The ROTC continued to exist even after the enactment of the NSTP Law. No longer mandatory, the ROTC remained as an option. But the CEGP notes that the ROTC abuses and anomalies continued.
In 2006, ROTC cadets were mobilized by government to spy on and to red-tag activist students at the University of the Philippines in Diliman.
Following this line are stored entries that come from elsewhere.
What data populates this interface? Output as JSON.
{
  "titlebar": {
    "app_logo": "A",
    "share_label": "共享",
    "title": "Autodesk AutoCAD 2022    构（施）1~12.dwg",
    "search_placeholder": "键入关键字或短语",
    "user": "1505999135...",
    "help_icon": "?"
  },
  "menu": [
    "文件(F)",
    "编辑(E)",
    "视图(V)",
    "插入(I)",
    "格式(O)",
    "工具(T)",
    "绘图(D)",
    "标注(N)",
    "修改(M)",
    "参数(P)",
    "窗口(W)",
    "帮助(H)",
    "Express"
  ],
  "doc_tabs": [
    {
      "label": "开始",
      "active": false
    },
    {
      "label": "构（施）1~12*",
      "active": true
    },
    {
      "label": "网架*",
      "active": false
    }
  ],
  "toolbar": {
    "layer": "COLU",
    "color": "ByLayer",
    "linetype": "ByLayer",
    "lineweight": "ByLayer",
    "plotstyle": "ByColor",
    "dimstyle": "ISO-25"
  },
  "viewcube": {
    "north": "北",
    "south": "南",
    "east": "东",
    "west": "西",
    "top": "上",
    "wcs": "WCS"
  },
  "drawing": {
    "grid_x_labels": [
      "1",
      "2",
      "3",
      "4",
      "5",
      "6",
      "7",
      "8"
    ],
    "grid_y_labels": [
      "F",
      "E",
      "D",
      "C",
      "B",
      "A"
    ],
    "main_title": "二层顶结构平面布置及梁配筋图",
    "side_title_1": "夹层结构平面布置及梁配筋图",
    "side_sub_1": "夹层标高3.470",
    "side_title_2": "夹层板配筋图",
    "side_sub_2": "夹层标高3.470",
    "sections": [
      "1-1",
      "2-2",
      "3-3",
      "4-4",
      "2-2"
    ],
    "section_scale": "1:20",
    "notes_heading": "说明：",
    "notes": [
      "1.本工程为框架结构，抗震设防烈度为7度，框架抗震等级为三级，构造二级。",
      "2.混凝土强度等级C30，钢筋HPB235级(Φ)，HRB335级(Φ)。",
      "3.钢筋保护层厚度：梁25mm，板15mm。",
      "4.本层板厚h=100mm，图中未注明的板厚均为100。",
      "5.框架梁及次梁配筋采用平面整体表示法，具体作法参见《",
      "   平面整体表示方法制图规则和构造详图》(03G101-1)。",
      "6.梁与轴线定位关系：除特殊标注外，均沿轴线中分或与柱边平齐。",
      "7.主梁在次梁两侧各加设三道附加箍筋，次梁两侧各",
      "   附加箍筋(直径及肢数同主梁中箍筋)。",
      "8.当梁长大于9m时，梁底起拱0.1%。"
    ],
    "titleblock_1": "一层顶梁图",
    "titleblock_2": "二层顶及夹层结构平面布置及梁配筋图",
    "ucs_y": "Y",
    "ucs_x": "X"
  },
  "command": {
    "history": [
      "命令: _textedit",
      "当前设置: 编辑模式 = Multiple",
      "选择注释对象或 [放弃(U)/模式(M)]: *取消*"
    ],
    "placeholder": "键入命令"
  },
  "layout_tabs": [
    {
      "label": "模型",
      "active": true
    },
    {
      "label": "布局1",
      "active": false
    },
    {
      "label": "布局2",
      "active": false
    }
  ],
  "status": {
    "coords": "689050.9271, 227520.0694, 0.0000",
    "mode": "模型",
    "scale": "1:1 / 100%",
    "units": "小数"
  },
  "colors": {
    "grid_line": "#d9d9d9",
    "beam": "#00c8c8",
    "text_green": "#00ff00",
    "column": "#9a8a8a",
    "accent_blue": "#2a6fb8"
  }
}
The cadets also dissuaded students from participating in the local campaign to protest cuts to the university budget.
Similar politically-motivated and questionable misuse of the ROTC cadets was recorded in 2007 at the Polytechnic University of the Philippines, and in 2010 at UP Los Banos.
The CEGP also reports that in 2014 alone, ROTC scandals rocked Benguet State University, DLSU, Ateneo de Davao University, and PUP. The cases involved hazing, sexual abuse, and defamation against activist groups.
Irregularities and abuses continued in 2015 and 2016. Citing student publication reports, the CEGP said that ROTC units were the subject of complaints and issues in UP Visayas Tacloban College, University of Mindanao-Tagum, Tarlac State University, Pamantasan ng Lungsod ng Pasig, and UP Mindanao.
If the administration and Congress would have their way, the same corrupt and abusive mandatory ROTC would be reimposed on all senior high school and college students. And they would take away the youth’s freedom to choose how to best serve the country.
It is thus no surprise that young people are furious.